— Эй, там! — крикнул из предрассветной мглы встречный.
— Уснул? Сворачивай: мы с возами.
Трошин спешно, не глядя вперед, натянул правую вожжу, и санки, легки на отвод, сползли с дороги, завалились в глубокий снег. Стали. Пока Максим Сергеевич, уцепившись за грядку, стремился не вывалиться в снег и встать на колени, к нему подошел парень в полупальто с поднятым воротником, из которого торчал только один козырек фуражки.
— Это вы, оказывается, Максим Сергеевич?
— Я. Что там?.. Что выездил?
— Семян пока не дают.
— Это надо было предвидеть. А с продовольственным?
— Дали пятьдесят центнеров. — Студеный голос парня звенькнул.
— Слава богу.

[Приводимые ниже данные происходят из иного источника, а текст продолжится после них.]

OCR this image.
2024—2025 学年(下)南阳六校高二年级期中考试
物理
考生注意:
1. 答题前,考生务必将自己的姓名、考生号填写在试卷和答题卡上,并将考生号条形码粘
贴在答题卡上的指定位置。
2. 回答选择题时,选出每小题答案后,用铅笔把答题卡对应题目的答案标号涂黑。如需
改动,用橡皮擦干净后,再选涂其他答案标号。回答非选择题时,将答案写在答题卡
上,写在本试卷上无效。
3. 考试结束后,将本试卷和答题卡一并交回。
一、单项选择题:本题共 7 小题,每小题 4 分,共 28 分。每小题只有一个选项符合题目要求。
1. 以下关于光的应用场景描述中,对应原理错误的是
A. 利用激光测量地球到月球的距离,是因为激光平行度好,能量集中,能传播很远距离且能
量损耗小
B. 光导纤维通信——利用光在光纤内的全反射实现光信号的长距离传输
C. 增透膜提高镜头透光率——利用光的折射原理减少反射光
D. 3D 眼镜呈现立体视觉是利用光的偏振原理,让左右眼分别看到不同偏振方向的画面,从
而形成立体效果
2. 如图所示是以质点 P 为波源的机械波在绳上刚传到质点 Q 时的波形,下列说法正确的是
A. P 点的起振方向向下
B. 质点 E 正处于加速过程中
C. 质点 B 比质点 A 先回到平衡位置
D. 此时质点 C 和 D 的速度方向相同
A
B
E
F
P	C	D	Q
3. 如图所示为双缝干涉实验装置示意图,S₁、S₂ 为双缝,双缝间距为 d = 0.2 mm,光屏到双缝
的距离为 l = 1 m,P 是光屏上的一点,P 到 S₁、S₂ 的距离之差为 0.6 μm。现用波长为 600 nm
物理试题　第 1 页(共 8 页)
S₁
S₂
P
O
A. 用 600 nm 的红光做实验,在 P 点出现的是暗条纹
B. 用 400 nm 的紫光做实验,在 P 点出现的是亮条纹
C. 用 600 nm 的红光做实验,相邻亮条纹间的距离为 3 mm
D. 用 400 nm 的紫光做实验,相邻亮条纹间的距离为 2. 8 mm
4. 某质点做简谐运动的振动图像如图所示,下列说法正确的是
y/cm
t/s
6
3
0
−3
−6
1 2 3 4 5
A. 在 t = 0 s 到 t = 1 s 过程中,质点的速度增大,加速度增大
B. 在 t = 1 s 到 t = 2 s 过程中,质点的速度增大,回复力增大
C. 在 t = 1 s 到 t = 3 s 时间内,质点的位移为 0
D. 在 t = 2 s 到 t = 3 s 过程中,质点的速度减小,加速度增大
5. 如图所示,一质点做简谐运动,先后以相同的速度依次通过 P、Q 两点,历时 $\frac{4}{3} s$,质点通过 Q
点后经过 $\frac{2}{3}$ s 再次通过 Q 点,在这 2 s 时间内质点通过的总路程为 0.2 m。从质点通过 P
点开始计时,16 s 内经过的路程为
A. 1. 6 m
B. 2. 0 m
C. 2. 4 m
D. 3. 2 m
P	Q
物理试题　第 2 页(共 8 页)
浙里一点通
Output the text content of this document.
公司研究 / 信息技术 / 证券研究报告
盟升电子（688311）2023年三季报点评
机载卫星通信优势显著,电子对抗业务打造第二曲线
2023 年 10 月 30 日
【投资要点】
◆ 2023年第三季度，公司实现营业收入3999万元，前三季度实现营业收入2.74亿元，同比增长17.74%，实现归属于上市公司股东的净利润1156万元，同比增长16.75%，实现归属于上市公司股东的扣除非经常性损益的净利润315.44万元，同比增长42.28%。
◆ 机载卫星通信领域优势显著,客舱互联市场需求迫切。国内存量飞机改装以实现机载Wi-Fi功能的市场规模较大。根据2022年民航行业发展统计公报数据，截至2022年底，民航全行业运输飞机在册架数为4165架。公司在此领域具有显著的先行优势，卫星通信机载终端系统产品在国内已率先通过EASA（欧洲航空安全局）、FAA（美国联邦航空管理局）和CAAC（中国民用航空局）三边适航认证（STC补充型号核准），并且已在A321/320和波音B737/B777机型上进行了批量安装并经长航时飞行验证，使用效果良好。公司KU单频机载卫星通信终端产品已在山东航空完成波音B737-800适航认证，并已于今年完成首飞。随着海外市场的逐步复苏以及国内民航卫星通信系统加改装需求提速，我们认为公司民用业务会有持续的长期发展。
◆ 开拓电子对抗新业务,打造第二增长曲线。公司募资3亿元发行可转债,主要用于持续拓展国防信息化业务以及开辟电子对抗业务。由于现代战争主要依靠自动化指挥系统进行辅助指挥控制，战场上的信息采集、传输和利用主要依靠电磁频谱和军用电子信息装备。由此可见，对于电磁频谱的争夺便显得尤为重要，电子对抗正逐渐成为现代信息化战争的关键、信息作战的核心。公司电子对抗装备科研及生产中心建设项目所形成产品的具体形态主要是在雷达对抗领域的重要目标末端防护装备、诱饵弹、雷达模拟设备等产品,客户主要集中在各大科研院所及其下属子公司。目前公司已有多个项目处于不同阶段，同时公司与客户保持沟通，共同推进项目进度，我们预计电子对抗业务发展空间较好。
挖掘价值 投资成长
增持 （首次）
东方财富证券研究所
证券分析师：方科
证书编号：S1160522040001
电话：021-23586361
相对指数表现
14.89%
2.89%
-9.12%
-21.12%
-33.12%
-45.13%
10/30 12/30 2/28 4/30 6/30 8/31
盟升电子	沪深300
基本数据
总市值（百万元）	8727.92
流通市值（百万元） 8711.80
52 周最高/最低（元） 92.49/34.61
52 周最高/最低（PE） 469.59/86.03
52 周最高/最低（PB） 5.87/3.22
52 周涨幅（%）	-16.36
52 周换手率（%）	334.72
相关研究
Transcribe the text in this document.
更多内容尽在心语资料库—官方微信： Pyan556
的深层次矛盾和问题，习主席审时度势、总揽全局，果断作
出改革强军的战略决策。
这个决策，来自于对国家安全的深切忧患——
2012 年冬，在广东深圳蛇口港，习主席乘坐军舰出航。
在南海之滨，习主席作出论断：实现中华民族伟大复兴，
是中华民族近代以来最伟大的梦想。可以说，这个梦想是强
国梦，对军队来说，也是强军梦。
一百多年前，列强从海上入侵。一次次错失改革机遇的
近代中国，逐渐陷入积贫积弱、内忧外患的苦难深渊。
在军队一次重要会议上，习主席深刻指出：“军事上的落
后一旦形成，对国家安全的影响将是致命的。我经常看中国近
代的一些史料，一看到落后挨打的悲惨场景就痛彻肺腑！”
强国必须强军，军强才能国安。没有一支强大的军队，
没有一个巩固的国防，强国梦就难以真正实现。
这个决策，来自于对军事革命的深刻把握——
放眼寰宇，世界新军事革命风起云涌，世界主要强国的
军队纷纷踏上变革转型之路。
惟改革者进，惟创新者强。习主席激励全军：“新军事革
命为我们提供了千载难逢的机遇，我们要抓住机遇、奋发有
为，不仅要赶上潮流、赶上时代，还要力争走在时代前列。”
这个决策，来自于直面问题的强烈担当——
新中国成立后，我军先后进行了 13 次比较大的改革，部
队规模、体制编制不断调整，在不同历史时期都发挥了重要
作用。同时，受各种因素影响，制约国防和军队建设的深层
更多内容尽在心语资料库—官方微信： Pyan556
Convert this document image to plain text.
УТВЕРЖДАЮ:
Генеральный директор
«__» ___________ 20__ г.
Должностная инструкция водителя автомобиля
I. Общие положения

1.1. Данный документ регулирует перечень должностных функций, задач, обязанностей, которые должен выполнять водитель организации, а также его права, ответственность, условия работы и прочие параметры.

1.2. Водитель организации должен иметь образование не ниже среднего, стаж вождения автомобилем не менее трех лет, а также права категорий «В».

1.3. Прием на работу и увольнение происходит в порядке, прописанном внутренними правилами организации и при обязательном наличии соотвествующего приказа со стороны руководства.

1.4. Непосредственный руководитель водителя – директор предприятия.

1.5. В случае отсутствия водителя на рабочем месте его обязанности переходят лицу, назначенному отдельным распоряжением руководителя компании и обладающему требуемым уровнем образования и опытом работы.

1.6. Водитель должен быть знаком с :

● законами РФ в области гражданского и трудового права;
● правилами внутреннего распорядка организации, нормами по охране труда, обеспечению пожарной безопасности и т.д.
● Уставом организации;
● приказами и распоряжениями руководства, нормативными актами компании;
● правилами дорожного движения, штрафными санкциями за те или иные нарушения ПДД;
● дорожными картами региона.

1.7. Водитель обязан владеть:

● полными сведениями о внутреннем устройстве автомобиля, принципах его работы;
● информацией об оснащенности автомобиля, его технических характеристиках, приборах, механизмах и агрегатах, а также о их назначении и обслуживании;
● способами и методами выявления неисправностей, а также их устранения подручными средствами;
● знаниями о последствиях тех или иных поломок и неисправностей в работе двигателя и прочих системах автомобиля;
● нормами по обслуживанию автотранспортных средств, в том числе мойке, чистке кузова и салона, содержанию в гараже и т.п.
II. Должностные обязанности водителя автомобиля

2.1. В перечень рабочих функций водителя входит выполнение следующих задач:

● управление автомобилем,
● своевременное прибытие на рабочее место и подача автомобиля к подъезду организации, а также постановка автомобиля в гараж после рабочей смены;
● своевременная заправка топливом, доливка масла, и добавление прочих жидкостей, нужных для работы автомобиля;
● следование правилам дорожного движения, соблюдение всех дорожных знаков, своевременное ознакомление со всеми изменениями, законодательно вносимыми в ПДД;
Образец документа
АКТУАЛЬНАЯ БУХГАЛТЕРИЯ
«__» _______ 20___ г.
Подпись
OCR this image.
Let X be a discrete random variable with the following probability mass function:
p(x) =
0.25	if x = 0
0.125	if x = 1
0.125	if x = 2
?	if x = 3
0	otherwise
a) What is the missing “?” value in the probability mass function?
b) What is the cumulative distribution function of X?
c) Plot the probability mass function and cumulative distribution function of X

Спасибо, Алексей Анисимович.
— Вы, должно быть, отпрашиваться? — спросил Мостовой, но Трошин за скрипом проезжавших мимо саней не расслышал его слов, а когда прошла последняя подвода и увидел на мешках Клаву Дорогину, не столько Мостового, сколько себя осудил:
— Напрасно вот посылаем женщин в такие поездки. Не женская это работа.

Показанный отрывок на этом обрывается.